Compound Learning: The Vault
Kraken’s second architectural layer is inspired by Andrej Karpathy’s concept of a “second brain” — a persistent, AI-curated knowledge base that compounds intelligence across every engagement.
After each scan, Kraken writes a raw record to the vault. Credentials are stripped. Techniques, tool sequences, and outcomes are preserved. Claude generates a 3-5 sentence synthesis of what worked, what failed, and why. The vault stores patterns, not secrets.
Every 10 scans, Claude rewrites the entire wiki from scratch — deduplicating patterns, removing contradictions, and weighting Level 3-4 results and frontier model scans more heavily. This is not appending logs. It is AI-curated knowledge synthesis.

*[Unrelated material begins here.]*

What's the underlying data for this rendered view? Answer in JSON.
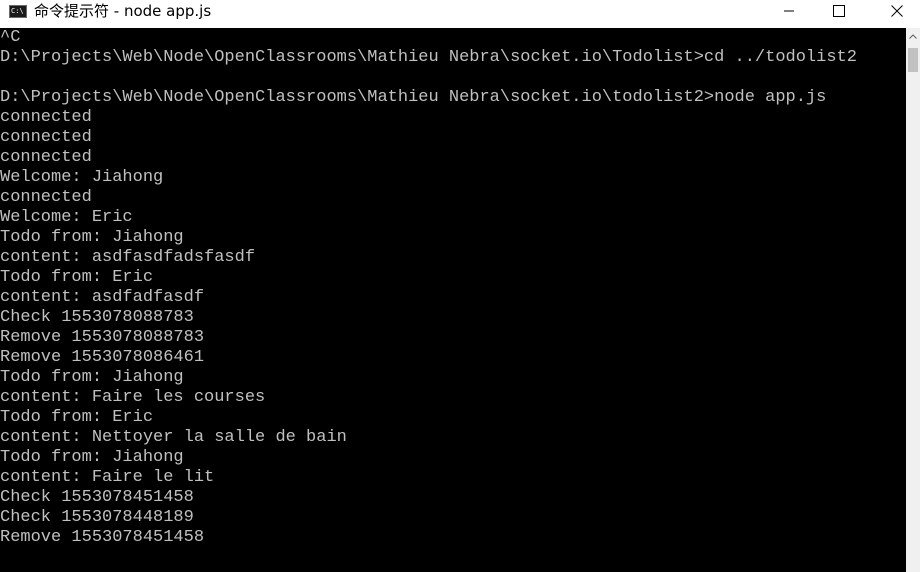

Before each new scan, query_vault() retrieves relevant learnings filtered by cloud type and vulnerability tags, and injects them into Claude’s initial message. The agent starts each engagement knowing what worked last time against similar targets — and what didn’t.
The practical result: Kraken’s first scan against a new target class is good. Its tenth is meaningfully better. Its hundredth reflects accumulated intelligence from every prior engagement.
Cost-Aware by Design
AI-driven pentesting could be expensive. Kraken is engineered to keep costs practical.
The system prompt and tool declarations — identical on every iteration — are cached using Anthropic’s prompt cache API. On a 50-iteration scan, this eliminates 49 redundant re-reads, reducing input token cost by roughly 90%. Model routing sends cloud-specific targets (which need deeper reasoning) to Claude Opus and generic web scans to Claude Sonnet. A configurable per-scan cost cap automatically terminates scans that exceed budget.
What This Means for Your Security Program
Kraken is not replacing human pentesters. It is extending what a security team can do — running continuous, adaptive assessments at a fraction of the time and cost of a manual engagement.
For organizations running on Azure or AWS, the cloud-native attack chains represent a capability that does not exist in any other automated tool. No scanner chains a web SSRF into cloud tenant compromise. Kraken does, because that is what a real attacker would do.
The compound learning vault means the system improves with use. Every scan contributes to the next. Techniques that work are reinforced. Dead ends are catalogued and avoided. The tool gets smarter the more you use it.
This is the difference between an AI that reasons and an AI that learns. Kraken does both.
Kraken is built by ThreatMate. Authorized security testing only.